Now, the USFL poohbahs plan to hibernate until the fall of 1986 and hope the USFL's $1.32 billion antitrust suit against the National Football League, enjoining the NFL from appearing on all three networks, brings help.
New Jersey Generals owner Donald Trump, a press box visitor, looked out at the rain and said, "It's unbelievable. We've had a drought here for months and we get a rainstorm and lightning an hour before the game. And we still got more than 45,000 people here. That says something."
Long after the rain has subsided, the memory of tonight will be of how the Stars used the two elements that carried them throughout the second half of their turbulent season: the running of Bryant and a defiant defense.
Trace victory from the outset:
First, there was quarterback Chuck Fusina completing all five of his passes on the Stars' first drive, to five different receivers. The last completion was a 16-yard scoring strike to his old Penn State buddy, wide receiver Scott Fitzkee. Make it 7-0.
Next there was safety Scott Woerner intercepting two Hebert passes. Both were crucial. The first came in the second quarter, after the Invaders had tied the score at 7 on safety David Greenwood's 44-yard return of an interception.
Hebert overthrew receiver Derek Holloway, who was inside the right seam of a zone defense, and Woerner picked it off at the Oakland 22. Two plays later, Bryant went seven yards up the middle, untouched by all but a fleeing official, for a 14-7 lead with 14:06 left in the half.
Woerner's second interception was one of several key stands made by the Baltimore defense in the second half, which the Stars began with a 21-14 lead.
The defense gave Hebert a fit all night. The USFL's all-time leading passer completed less than half of his passes (14 of 30) for 187 yards tonight.
"We knew he could hurt us deep," Woerner said. "I was just lucky I was in the right place at the right time."
Hebert began zeroing in on the Stars' defense in the third quarter, though. He hit wide receiver Anthony Carter for gains of 18 and 17 yards and scrambled for 19 yards on the Invaders' first drive of the third quarter.
But the Stars' defense held Oakland to a field goal on the drive even after the Invaders reached first-and-goal from the Stars four. This is what followed: Newton ran for two yards and Hebert twice threw incompletions into the end zone.
So Novo Bojovic kicked a 19-yard field goal and Oakland was within 21-17 with 9:28 left in the third quarter.
Several minutes later, Hebert drove his Invaders back to the Baltimore 23, needing a touchdown for the lead. But his third-down pass to Carter, in a crowd near the goal line, was deflected into the end zone where Woerner intercepted.
If the Stars breathed a sigh of relief, it was premature. On the next play, Baltimore fullback Alan Harvin fumbled and linebacker David Shaw recovered at the Stars' 24.
At last, Hebert found gold.

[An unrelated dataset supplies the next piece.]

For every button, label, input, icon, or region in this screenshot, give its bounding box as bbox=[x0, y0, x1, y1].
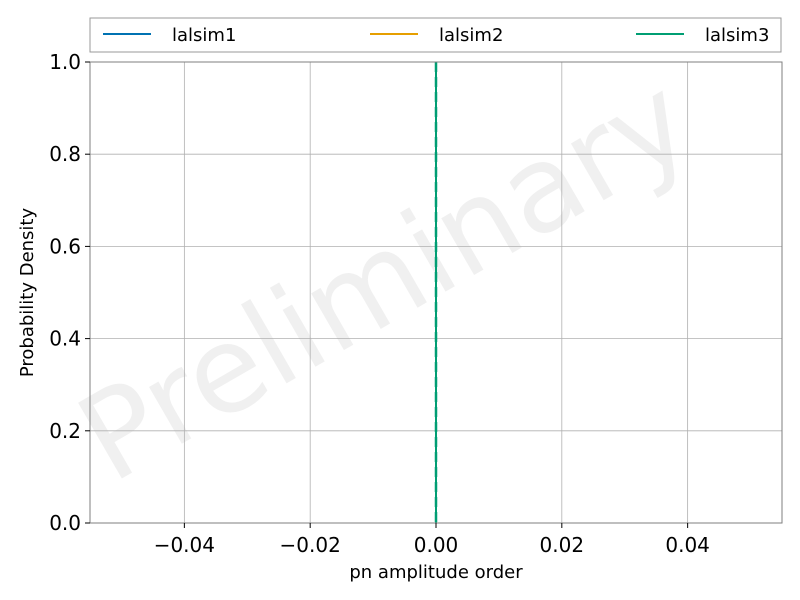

He did so by looking past onrushing defensive end Don Fielder and hitting Carter, the wiry, but devastating receiver. He beat cornerback Garcia Lane for a seven-yard touchdown and the Invaders led for the first time in the game, 24-21, with 46 seconds left in the third quarter.
For one last time this season, back came the Stars. And back came Bryant. He finished a nine-play, 49-yard drive with his seven-yard game-winning run, following Riley's block of safety Greenwood.
For the third straight scoring run, Bryant was not even touched by a defender.
And what next for the Philadelphia/College Park/Baltimore Stars, who finished 13-7-1? "Hey, we're the Baltimore Stars," said Mora, the glue to a sticky, sticky Stars season. "I hope (this win) kicks off a heck of a marriage between the Stars and Baltimore."